To specify your preferred cluster combination of regions or genes, specify a cluster name followed by a colon followed by a comma separated list of genes or regions to combine in the text box. To learn more about configuring this option, please refer to the following article.
Sequence trimming and result clustering
To trim the non-annotated regions upstream and downstream of your annotate sequences, select the Trim each side of fully annotated region if over option and specify the number of nucleotide base pairs to leave untrimmed.
- The default is set to 10. This means that your annotated sequence will have 10 base pairs flanking the 5' and 3' ends of the sequence.
- For single chain sequences, if the start of FR1 is untruncated the start is trimmed. However, if the V-Gene starts before FR1, trimming starts outside of the V-Gene.
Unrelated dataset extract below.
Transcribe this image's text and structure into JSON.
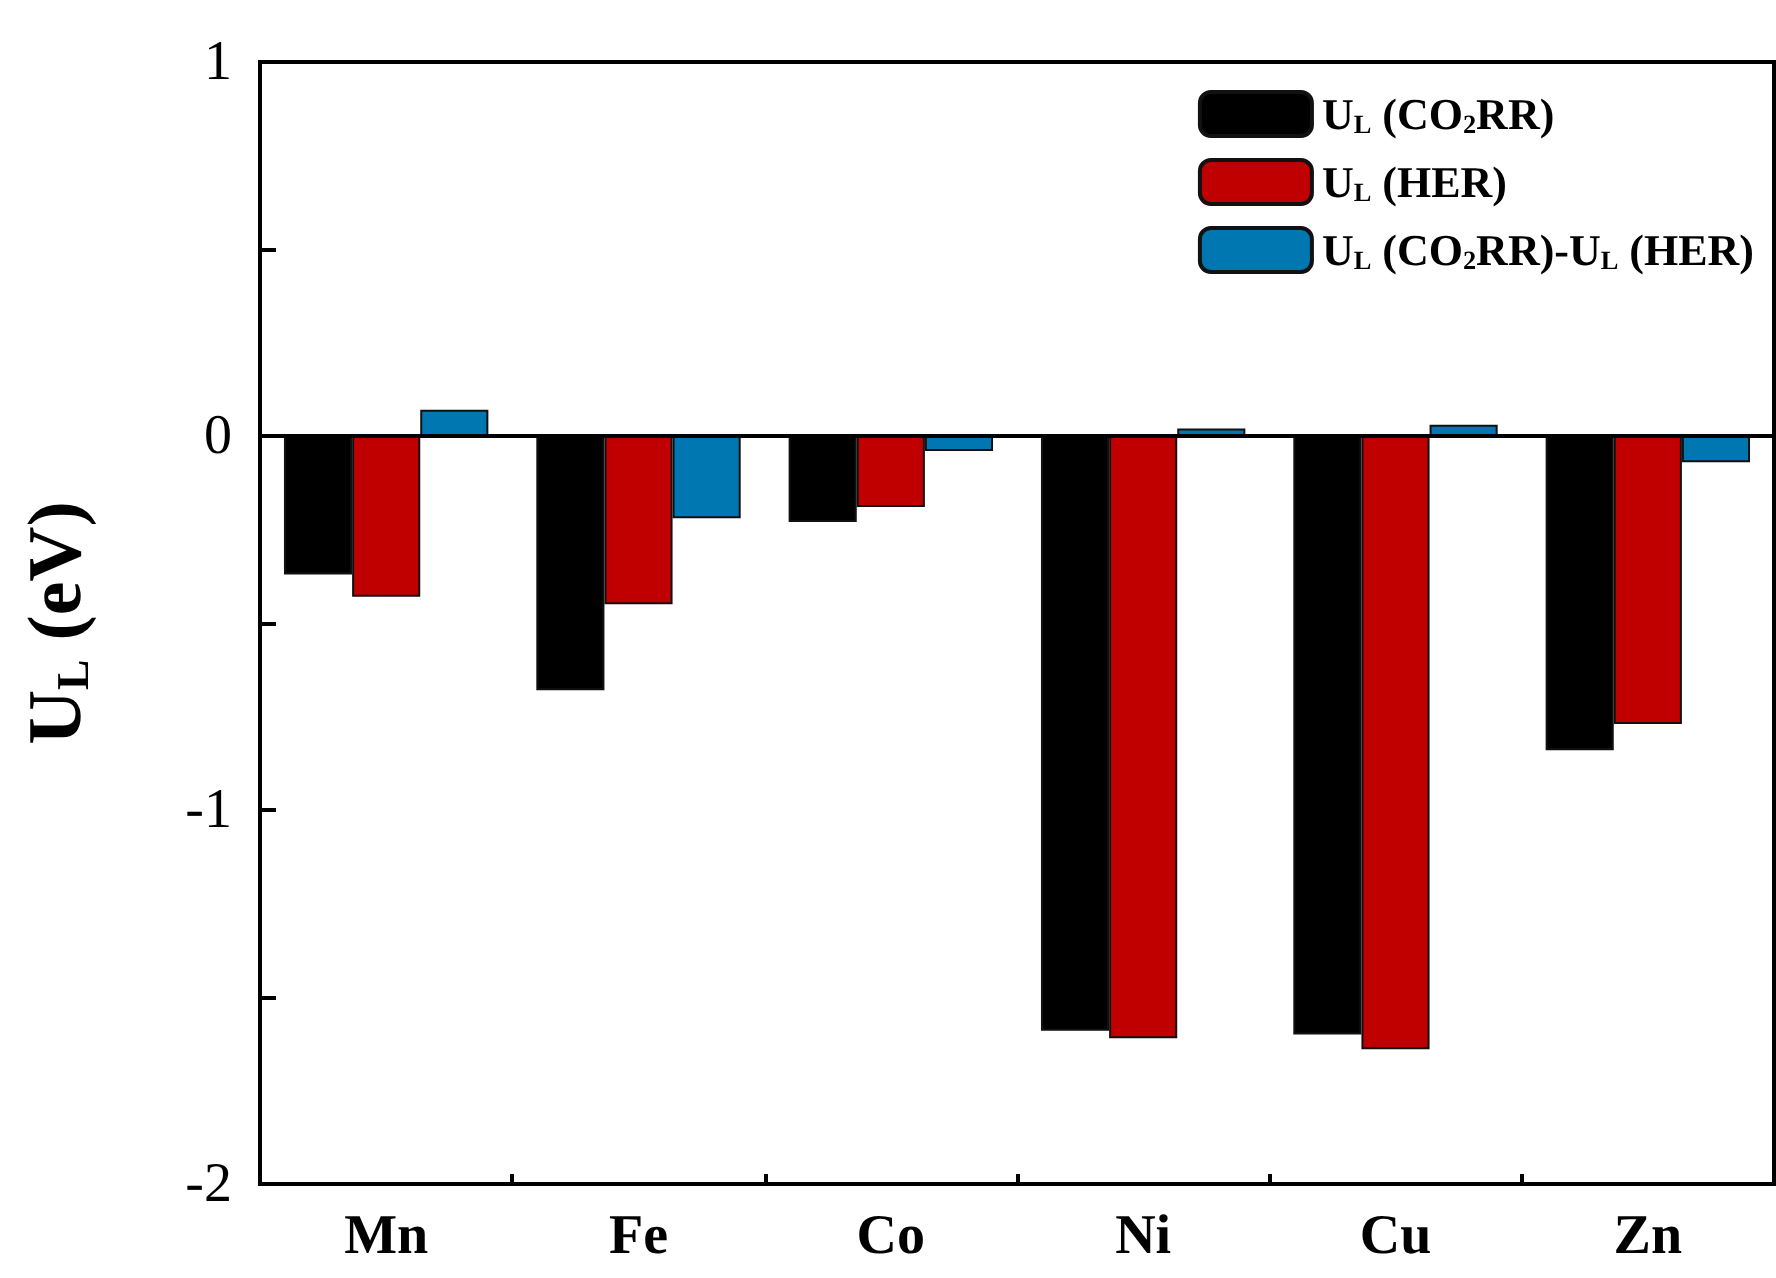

Similar rules are applied for FR4.
- For scFv data, this applies to the first FR1 and the last FR4.
Note that trimming only applies to fully annotated sequence whereby sequences that are classified as not fully annotated by the NGS operation are left untrimmed.
In general, most NGS data are relatively large and in order to cluster your results, select one or more of the following options:
- Only cluster results with asset and liability score of at least - This will cluster the sequences based on the score specified. For example, if you specify a score of 1000, only sequences that have a liability and asset score of 1000 or more will be included in the clusters.
- Only cluster results which are - This will cluster the sequences that are either Fully annotated, Fully annotated and in frame, or Fully annotated, in frame, and without stop codon. For example, if you chose to cluster Fully annotated and in frame sequences, only sequences that meet the specifications of being fully annotated and in frame will be clustered, sequences that are not fully annotated, frameshifted and include of stop codons will not be included in the clustering operation.